Вика на площади! Одна! Одна в большом и незнакомом городе. Как в дурном сне.
Он уже принялся было обтирать платком лоб, как вдруг какая-то девушка лениво и раздумчиво вышла на опустевшую площадку вагона номер четыре. Вышла, зевнула.
В левой руке она держала потрепанный чемодан, в правой — раскрытую книгу. Негодяйка, дочитывала главу, пока он тут сходил с ума.
Лицо ее выражало полное безразличие, плохо сыгранное спокойствие независимого человека. И тут, как это всегда случается, когда мы потрясены волнением за наших детей, Петр Ильич не только сразу простил ее, а готов был взреветь от радости, что эта невидаль нашлась.
Он не сделал ни одного движения навстречу дочери.

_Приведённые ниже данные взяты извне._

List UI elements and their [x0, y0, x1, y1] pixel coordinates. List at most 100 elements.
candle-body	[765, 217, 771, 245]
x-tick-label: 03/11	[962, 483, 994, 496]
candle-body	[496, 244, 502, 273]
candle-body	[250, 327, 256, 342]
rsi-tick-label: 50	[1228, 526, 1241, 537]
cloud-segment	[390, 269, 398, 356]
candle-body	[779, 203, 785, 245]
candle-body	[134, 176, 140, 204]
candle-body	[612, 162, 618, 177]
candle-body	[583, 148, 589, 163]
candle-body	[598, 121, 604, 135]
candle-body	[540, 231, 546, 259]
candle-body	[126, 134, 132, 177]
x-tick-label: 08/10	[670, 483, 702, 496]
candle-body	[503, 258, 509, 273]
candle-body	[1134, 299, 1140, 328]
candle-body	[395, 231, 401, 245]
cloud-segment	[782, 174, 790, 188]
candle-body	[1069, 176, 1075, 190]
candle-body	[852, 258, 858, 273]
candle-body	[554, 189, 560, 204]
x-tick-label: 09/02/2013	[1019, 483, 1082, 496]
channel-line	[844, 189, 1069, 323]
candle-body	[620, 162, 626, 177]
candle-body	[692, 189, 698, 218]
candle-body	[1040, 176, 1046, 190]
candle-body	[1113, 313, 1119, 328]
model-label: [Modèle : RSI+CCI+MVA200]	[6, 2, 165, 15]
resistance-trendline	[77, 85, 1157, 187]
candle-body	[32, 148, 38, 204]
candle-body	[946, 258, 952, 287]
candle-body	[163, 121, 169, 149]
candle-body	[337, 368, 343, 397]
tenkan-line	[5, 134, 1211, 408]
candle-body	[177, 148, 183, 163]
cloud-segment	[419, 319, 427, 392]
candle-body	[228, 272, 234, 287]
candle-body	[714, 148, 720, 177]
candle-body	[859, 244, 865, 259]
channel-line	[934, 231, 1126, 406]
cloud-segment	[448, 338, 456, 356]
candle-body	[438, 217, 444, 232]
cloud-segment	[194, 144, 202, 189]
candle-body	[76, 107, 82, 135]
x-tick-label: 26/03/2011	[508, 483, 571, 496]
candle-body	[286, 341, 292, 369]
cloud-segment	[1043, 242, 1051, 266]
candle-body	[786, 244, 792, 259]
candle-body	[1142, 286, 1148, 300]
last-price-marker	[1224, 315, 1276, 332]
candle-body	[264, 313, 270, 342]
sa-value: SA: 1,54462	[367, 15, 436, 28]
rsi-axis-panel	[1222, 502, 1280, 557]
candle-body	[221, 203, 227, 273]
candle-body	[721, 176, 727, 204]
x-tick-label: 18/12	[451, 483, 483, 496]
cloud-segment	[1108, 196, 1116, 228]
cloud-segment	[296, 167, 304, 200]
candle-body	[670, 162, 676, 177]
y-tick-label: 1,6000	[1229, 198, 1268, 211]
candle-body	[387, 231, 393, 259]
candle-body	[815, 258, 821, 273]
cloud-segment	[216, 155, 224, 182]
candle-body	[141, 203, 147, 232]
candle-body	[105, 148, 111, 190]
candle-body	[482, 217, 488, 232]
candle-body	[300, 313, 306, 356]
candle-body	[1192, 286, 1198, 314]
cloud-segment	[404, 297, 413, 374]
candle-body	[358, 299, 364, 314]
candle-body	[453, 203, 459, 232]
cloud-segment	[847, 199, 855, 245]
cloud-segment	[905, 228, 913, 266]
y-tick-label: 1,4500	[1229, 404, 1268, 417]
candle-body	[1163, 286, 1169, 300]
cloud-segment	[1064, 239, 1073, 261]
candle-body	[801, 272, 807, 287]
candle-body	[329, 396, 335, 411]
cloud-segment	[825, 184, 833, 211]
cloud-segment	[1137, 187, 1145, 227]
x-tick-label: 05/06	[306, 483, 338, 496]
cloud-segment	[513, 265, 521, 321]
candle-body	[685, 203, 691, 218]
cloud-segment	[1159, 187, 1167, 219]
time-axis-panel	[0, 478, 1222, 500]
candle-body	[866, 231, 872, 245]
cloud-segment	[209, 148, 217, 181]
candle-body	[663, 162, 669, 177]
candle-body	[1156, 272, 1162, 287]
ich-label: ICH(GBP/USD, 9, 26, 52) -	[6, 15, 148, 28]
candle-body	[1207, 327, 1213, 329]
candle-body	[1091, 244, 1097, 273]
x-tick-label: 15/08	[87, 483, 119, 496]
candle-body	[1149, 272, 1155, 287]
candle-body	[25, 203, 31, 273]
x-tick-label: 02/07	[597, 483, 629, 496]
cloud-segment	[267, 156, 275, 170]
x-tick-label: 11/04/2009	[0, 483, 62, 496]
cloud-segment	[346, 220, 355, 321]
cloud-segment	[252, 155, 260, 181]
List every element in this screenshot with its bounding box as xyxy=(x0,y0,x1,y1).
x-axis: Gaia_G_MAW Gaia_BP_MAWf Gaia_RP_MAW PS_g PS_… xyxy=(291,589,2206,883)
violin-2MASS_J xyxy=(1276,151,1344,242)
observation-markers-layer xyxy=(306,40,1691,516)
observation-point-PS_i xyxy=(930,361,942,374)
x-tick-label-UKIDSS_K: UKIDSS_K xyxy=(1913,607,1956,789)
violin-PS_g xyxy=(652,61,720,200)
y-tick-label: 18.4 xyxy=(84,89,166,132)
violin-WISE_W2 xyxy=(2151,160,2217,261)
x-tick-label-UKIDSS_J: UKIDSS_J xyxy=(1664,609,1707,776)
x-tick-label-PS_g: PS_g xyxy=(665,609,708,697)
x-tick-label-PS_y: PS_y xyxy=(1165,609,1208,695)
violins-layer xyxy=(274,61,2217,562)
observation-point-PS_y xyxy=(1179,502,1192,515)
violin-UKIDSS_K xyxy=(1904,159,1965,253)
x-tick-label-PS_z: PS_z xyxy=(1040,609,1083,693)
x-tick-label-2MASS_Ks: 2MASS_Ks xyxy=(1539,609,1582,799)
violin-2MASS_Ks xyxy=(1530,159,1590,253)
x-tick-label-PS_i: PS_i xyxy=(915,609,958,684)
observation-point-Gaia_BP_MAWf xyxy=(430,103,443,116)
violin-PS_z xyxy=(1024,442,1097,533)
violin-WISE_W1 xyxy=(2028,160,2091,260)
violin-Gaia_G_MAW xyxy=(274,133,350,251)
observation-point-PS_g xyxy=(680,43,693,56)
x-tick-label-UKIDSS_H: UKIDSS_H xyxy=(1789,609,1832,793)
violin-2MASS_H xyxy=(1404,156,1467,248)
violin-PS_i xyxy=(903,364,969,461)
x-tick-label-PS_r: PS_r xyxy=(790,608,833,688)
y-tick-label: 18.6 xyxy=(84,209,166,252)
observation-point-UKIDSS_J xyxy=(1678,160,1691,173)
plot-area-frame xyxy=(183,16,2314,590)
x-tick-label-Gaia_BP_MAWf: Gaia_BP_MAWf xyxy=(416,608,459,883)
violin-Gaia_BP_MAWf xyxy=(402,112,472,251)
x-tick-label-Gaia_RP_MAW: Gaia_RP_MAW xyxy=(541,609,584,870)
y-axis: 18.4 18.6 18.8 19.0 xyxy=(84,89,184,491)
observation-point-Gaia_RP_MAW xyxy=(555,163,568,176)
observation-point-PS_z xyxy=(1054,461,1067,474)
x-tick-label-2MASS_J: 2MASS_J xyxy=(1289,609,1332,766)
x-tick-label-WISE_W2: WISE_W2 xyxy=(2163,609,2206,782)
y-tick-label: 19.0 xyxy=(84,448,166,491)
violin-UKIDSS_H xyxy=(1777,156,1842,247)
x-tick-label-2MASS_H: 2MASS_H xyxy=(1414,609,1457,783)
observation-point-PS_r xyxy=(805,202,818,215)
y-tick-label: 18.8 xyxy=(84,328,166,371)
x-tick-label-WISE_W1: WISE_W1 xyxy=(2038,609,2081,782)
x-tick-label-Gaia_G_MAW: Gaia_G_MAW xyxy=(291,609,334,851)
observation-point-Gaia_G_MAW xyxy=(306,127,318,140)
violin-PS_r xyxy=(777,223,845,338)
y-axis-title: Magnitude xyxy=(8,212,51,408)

Стоял, чуть опустив голову, сияя на нее глазами из-под тени надвинутой на лоб шляпы.
Приметив отца, Вика лениво сошла с крутых ступенек. Ее сходившиеся у переносицы брови до смешного были похожи на топорщившиеся усы котенка.
Не трогаясь с места, он обдавал ее горячим и вместе сдержанным взглядом смеющихся глаз.
И вдруг она сказала:
— Папа!..
Тогда, забыв о своем ожидании в утренней комнате и о своих тревогах за нее — как будто бы она могла об этом знать, — забыв, что не посмел по ее милости как следует выбриться; забыв о раскрытой книге в ее руке; забыв обо всем на свете, что не было отцовской любовью, — одним движением, молча он сдвинул косыночку, которой была повязана голова дочери, и осторожно поцеловал ее в пробор.
Целуя, он снова понял: это она. Вот она, живая, родная, жданная!
Он прижимал ее к себе, а она говорила, пытаясь вырваться и оглядываясь:
— Па-а-па!.. Ну, что ты, папа!
(И слово «папа» старалась выговорить погромче, чтобы всем было ясно — это ее отец.)
Петр Ильич забыл, что не худо бы ее проучить. Он целовал ее глаза и брови. В подлинности его волнения потонула неловкость, какая нередко бывает при встрече двух близких людей, очень долго друг друга не видевших.
Он любил ее больше, чем ожидал.
Он говорил бессмысленно:
— А ты выросла… выросла. И босоножки другие…
Она глядела на него с выражением удивленного сострадания и слегка, впрочем очень вежливо, отстранялась.
— Ну что?.. Как сдала экзамены? Как доехала?.. — торопился он, пряча глаза. — Ты здорова? Мороженого купить?
Она была такая большая, такая высокомерная.
Не без удивления глядели встречные на нестарого человека, который нежно целовал большие руки неграциозной, надутой девушки.
По утрам, проходя мимо женщины-телеграфистки, сидевшей на втором этаже гостиницы у стойки из полированного светлого дерева, Петр Ильич всегда останавливался. Он покупал у этой стойки почтовую бумагу с видами Таллина.
Виды Таллина сливались для него с чувством нового города и тем ощущением, пожалуй никогда еще не испытанным, будто медленно и больно приоткрывается какая-то неожиданная дверь. За дверью ждет что-то радостное, потаенное. Вот-вот дверь раскроется совсем, и «оно», это потаенное, наполнит собою жизнь Петра Ильича, совсем ее изменив.